Pastor Father John Hogan celebrates Mass at St. Mary of the Assumption in Oswego June 30, 2019. Bishop Douglas J. Lucia will establish St. Mary’s as an oratory and personal parish. (Sun photo | Katherine Long)

Bishop Lucia’s letter also noted that one reason St. Mary’s was not selected “as the principal church for the proposed new Oswego parish in the merger plan was the concern that its upkeep would impact the finances of the new parish…. On the flip side, even in the newly formed parish, Christ the Good Shepherd parishioners are still responsible for the upkeep not just of the parish church, but also of the secondary churches until other canonical permission is sought to change their use.”

As an oratory, St. Mary’s “will be supported by its current assets and by free-will donations. It will not be maintained by Christ the Good Shepherd Parish nor will St. Mary’s funds be used to sustain Christ the Good Shepherd Parish,” the bishop wrote. The oratory will have its own bookkeeper and the Diocesan Facilities/Construction Office will arrange maintenance. The bishop will appoint trustees for the parish and will help establish a finance council.

 

Church buildings and pastoral leaders

St. Joseph, St. Stephen, St. Peter, and Sacred Heart will “remain ‘subsidiary or secondary’ churches that should be open for prayer at the reasonable discretion of the Pastor” and for celebrating weddings, funerals, and Masses marking the churches’ anniversaries of dedication and patronal feasts unless or until a separate canonical process changes the buildings’ designated uses, according to the letter.

“It will be up to the pastoral leaders and parishioners of the newly formed parish to determine the future” of those churches, “considering the input of the respective church’s former parishioners,” the bishop wrote.

Father John Canorro offers his homily at the first weekend liturgy of Christ the Good Shepherd Parish in Oswego July 6, 2019. Bishop Douglas J. Lucia will reappoint him as pastor of the parish. (Sun photo | Chuck Wainwright)

With his decrees, Bishop Lucia has appointed Father John Canorro as pastor of Christ the Good Shepherd and Father George Wurz, formerly administrator of St. Peter’s and Sacred Heart, as a senior priest of CTGS. “Senior priest” is a designation given to honor priests who have faithfully served their parishes but who cannot be given the title of emeritus because they did not previously have the title of pastor, the bishop told the Sun.

“The consolidation of St. Peter’s Church and Sacred Heart Church, Scriba into the new parish may occur over a period of time” under Father Canorro’s direction, according to the letter. This time “gives both Father Canorro and Father Wurz the opportunity to work out the best transition,” Bishop Lucia told the Sun.

 

Next steps

The decrees establishing Christ the Good Shepherd Parish and St. Mary’s Oratory have been sent to the Congregation of the Clergy in Rome as the bishop’s response to the submitted appeal. (They are also linked in the story above, and will be available at syrdio.org and christthegoodshepherd.org.) “Anyone feeling aggrieved” by the decrees has until May 31 to ask the bishop in writing to revoke or amend them; after that, a period of 30 days for appeal to the Congregation of the Clergy begins.

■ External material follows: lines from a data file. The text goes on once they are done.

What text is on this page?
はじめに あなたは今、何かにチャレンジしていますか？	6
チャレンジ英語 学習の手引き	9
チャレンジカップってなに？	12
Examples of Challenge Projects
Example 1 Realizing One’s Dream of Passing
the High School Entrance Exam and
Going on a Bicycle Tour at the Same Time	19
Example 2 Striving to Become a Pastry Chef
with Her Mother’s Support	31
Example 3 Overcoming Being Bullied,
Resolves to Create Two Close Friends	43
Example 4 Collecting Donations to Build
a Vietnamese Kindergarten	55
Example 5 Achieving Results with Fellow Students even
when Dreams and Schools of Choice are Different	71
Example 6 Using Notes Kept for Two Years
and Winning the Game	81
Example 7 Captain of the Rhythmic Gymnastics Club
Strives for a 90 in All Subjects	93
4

Bishop Lucia said the review process has been in one way “the living out of my thesis — that I wrote for my licentiate in canon law — about consultation…. I’ve been able to put into practice something I wrote over 20 years ago.”

The experience has also been “a wonderful time for me to meet people and to really understand my role as trying to be a bridge builder.

“I love the people of Oswego, I love the town,” he said, and with Pentecost approaching May 31, he hopes that the decisions will bring “a new birth for them, a new beginning.”